I think the fix here is that we should move the code which configures the event from the beginning of the function to the end of em_syscall (and em_sysenter too).

I will try this solution and post the results !

Wenzel commented 7 years ago

Actually it's the reverse, we should move the code that configures the event in em_sysret and em_sysexit at the beginning of the function, so that we are not missing any syscall.

shlomopongratz commented 7 years ago

But if you put the code at the beginning of the sysret than this is before set_segment is called. Maybe you should just mark the present at the end of the syscall (but take the registers at the beginning, before they are changed). So we will record only syscall with successful emulation.

Wenzel commented 7 years ago

So, if we want to monitor all syscall attempt (good or bad), we have to place our event at the beginning of the function, and if we want only the successful ones, place it at the end like you said.

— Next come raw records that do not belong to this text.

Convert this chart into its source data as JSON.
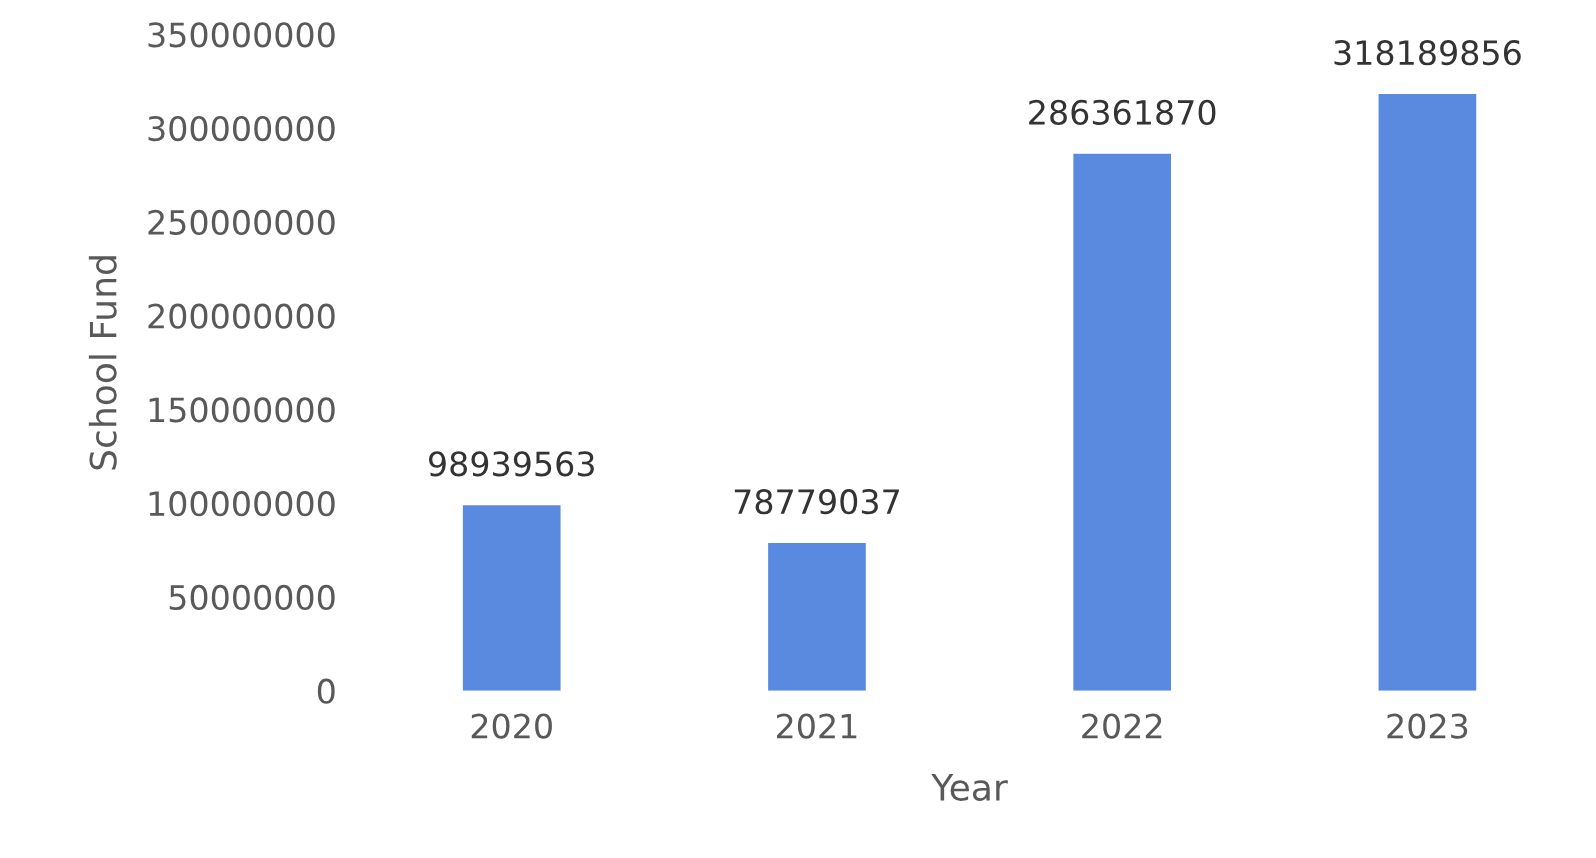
{
  "chart_data": {
    "type": "bar",
    "xlabel": "Year",
    "ylabel": "School Fund",
    "categories": [
      "2020",
      "2021",
      "2022",
      "2023"
    ],
    "values": [
      98939563,
      78779037,
      286361870,
      318189856
    ],
    "color": "#5a8ae0",
    "ylim": [
      0,
      350000000
    ],
    "yticks": [
      0,
      50000000,
      100000000,
      150000000,
      200000000,
      250000000,
      300000000,
      350000000
    ],
    "data_labels": true,
    "grid": false
  }
}
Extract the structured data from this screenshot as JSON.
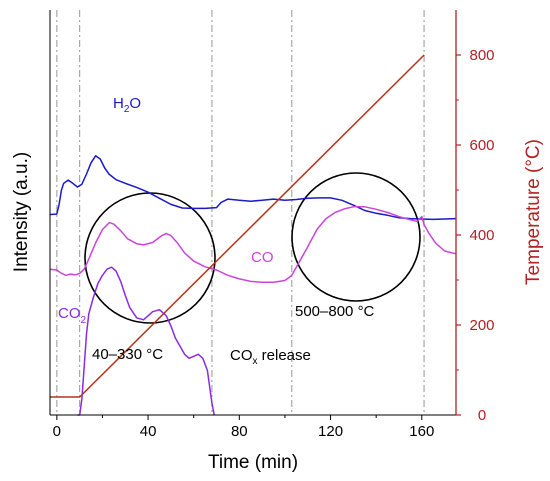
{
  "chart_data": {
    "type": "line",
    "title": "",
    "xlabel": "Time (min)",
    "ylabel_left": "Intensity (a.u.)",
    "ylabel_right": "Temperature (°C)",
    "xlim": [
      -3,
      175
    ],
    "ylim_right": [
      0,
      900
    ],
    "x_ticks": [
      0,
      40,
      80,
      120,
      160
    ],
    "y_right_ticks": [
      0,
      200,
      400,
      600,
      800
    ],
    "left_ticks_labeled": false,
    "colors": {
      "axis_right": "#b22222",
      "h2o": "#1a1acc",
      "co": "#cc44dd",
      "co2": "#8a2be2",
      "temperature": "#b83218",
      "marker_lines": "#a0a0a0",
      "circles": "#000000"
    },
    "vertical_markers": [
      0,
      10,
      68,
      103,
      161
    ],
    "series": [
      {
        "name": "H2O",
        "label_main": "H",
        "label_sub": "2",
        "label_tail": "O",
        "axis": "left",
        "points": [
          [
            -3,
            49.5
          ],
          [
            0,
            49.6
          ],
          [
            1,
            52
          ],
          [
            2,
            55.5
          ],
          [
            3,
            57.2
          ],
          [
            5,
            58
          ],
          [
            7,
            57.2
          ],
          [
            9,
            56.3
          ],
          [
            11,
            57
          ],
          [
            13,
            59.5
          ],
          [
            15,
            62.3
          ],
          [
            17,
            64
          ],
          [
            19,
            63.2
          ],
          [
            21,
            61
          ],
          [
            23,
            59.4
          ],
          [
            26,
            58.1
          ],
          [
            30,
            57.2
          ],
          [
            35,
            56.2
          ],
          [
            40,
            55
          ],
          [
            45,
            53.5
          ],
          [
            50,
            52
          ],
          [
            55,
            51.1
          ],
          [
            60,
            51
          ],
          [
            65,
            51
          ],
          [
            70,
            51.2
          ],
          [
            72,
            52.5
          ],
          [
            75,
            53.3
          ],
          [
            80,
            53
          ],
          [
            85,
            52.8
          ],
          [
            90,
            53
          ],
          [
            95,
            53.3
          ],
          [
            100,
            53
          ],
          [
            105,
            53.2
          ],
          [
            110,
            53.5
          ],
          [
            115,
            53.6
          ],
          [
            120,
            53.6
          ],
          [
            125,
            53
          ],
          [
            130,
            51.8
          ],
          [
            135,
            50.5
          ],
          [
            140,
            49.8
          ],
          [
            145,
            49.3
          ],
          [
            150,
            48.7
          ],
          [
            155,
            48.5
          ],
          [
            160,
            48.4
          ],
          [
            165,
            48.3
          ],
          [
            170,
            48.4
          ],
          [
            175,
            48.5
          ]
        ]
      },
      {
        "name": "CO",
        "label_main": "CO",
        "axis": "left",
        "points": [
          [
            -3,
            36
          ],
          [
            0,
            35.8
          ],
          [
            2,
            35
          ],
          [
            4,
            34.5
          ],
          [
            6,
            34.8
          ],
          [
            8,
            34.6
          ],
          [
            10,
            35
          ],
          [
            12,
            36
          ],
          [
            14,
            38.5
          ],
          [
            17,
            42.5
          ],
          [
            20,
            45.8
          ],
          [
            23,
            47.5
          ],
          [
            25,
            47.1
          ],
          [
            28,
            45.5
          ],
          [
            31,
            43.5
          ],
          [
            35,
            42.3
          ],
          [
            38,
            42
          ],
          [
            42,
            42.6
          ],
          [
            46,
            44.3
          ],
          [
            48,
            44.8
          ],
          [
            50,
            44.3
          ],
          [
            53,
            42.4
          ],
          [
            56,
            40
          ],
          [
            60,
            38
          ],
          [
            65,
            36.6
          ],
          [
            70,
            35.8
          ],
          [
            75,
            34.5
          ],
          [
            80,
            33.6
          ],
          [
            85,
            33
          ],
          [
            90,
            32.8
          ],
          [
            95,
            32.8
          ],
          [
            100,
            33.2
          ],
          [
            103,
            34.5
          ],
          [
            106,
            37.5
          ],
          [
            110,
            41.5
          ],
          [
            114,
            45.8
          ],
          [
            118,
            48.5
          ],
          [
            122,
            50
          ],
          [
            126,
            50.9
          ],
          [
            130,
            51.4
          ],
          [
            135,
            51.4
          ],
          [
            140,
            50.8
          ],
          [
            145,
            50
          ],
          [
            150,
            49
          ],
          [
            155,
            48.2
          ],
          [
            158,
            47.8
          ],
          [
            160,
            49
          ],
          [
            161,
            47
          ],
          [
            163,
            45
          ],
          [
            166,
            42.5
          ],
          [
            170,
            40.5
          ],
          [
            175,
            39.8
          ]
        ]
      },
      {
        "name": "CO2",
        "label_main": "CO",
        "label_sub": "2",
        "axis": "left",
        "points": [
          [
            9,
            0
          ],
          [
            10,
            0
          ],
          [
            11,
            4
          ],
          [
            12,
            12
          ],
          [
            13,
            20
          ],
          [
            14,
            25
          ],
          [
            16,
            29
          ],
          [
            18,
            32.5
          ],
          [
            20,
            34.5
          ],
          [
            22,
            36
          ],
          [
            24,
            36.5
          ],
          [
            26,
            35.5
          ],
          [
            28,
            33
          ],
          [
            30,
            29.5
          ],
          [
            32,
            26.5
          ],
          [
            35,
            24
          ],
          [
            38,
            23.5
          ],
          [
            40,
            24.5
          ],
          [
            42,
            25.5
          ],
          [
            45,
            26
          ],
          [
            48,
            24.5
          ],
          [
            50,
            22
          ],
          [
            52,
            19
          ],
          [
            54,
            17
          ],
          [
            56,
            15
          ],
          [
            58,
            14
          ],
          [
            60,
            14.5
          ],
          [
            62,
            15
          ],
          [
            64,
            14
          ],
          [
            66,
            11
          ],
          [
            68,
            3
          ],
          [
            69,
            0
          ]
        ]
      },
      {
        "name": "Temperature",
        "axis": "right",
        "points": [
          [
            -3,
            40
          ],
          [
            10,
            40
          ],
          [
            161,
            800
          ]
        ]
      }
    ],
    "annotations": [
      {
        "text": "40–330 °C"
      },
      {
        "main": "CO",
        "sub": "x",
        "tail": " release"
      },
      {
        "text": "500–800 °C"
      }
    ]
  }
}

I implemented your solution on a new branch. here is the commit: https://github.com/KVM-VMI/kvm/commit/d5fe8f53b448235d2dd25b9d5e037cd7c87d0390

The results are better, but we are still missing some exits !

{
    "exit": 64267,
    "enter": 64314
}
shlomopongratz commented 7 years ago

So it seems that for some successful syscalls there are failed sysrets. I just wonder if we can trust the values stored in the registers if we record at the beginning of sysret. Maybe we should record all events and add a completion flag that wll be set only at the end so we will know if we can trust the values stored in the registers.

shlomopongratz commented 7 years ago

The trust should also go for the syscall.

Wenzel commented 7 years ago

If i place the event at the beginning :

{
    "enter": 64289,
    "exit": 64198
}

Almost the same results

shlomopongratz commented 7 years ago

This is odd, I wonder if the number of times em_syscall and em_sysret are the same. The OS must return to user before issuing a new system call so maybe sometimes the emulation is not called. So maybe we are bailing out in x86_decode_insn or before that.

shlomopongratz commented 7 years ago

Hi, I added printk to em_syscall and em_sysret and found out the the number of times em_syscall is called is greater then the number of times em_sysret is called. This imbalance can cause two issues, one is syscall stack overflow and the other is wrong matching between calls and returns, assume one wants to process OUT syscall parameters only on return and he/she may procces the wrong parameters.

I think that maybe some of the syscalls are not really syscalls, I used the value in the GS register which holds the pointer to the Thread Information Block in 64 bit (FS in 32 bit guests) and tried to read it with vmi_read_addr_va and sometimes it failed! which I think may imply that it wasn't a real syscall.

S.P.

shlomopongratz commented 7 years ago

Hi,

Just found out that all missing SYSRET belong to calls to NtContinue! That is I see SYSCALL with syscall number that matches NtContinue without a return. Can someone explain this to me.

S.P.

Wenzel commented 7 years ago

Hi,

I think i found why.

After a bit of googling, i saw this comment: http://www.abfl.org.in/Aug-08/interrupts-return-quarry-iretq/

However, NtContinue uses iretq to return to usermode, not sysret.

We have to change our logic, and not systematically associate a syscall with a sysret.

shlomopongratz commented 7 years ago

Hi, Funny but the link took me to the web page of "GME mining equipment production base," I think there is another issue regarding the association of syscall and sysret. Currently Nitio uses stack to find the syscall number for the sysret. This doesn't take scheduling into account, assume one thread calls some blocking API e.g. NtWaitForSingleObject than the scheduler may let another thread to run which also calls a blocking API then the first thread resume execution and the first syscall returns. What we need is to map from the combination of the process and the thread to the system call number MAP{CR3x{fs|gs}} -> syscall.

Best regards

S.P.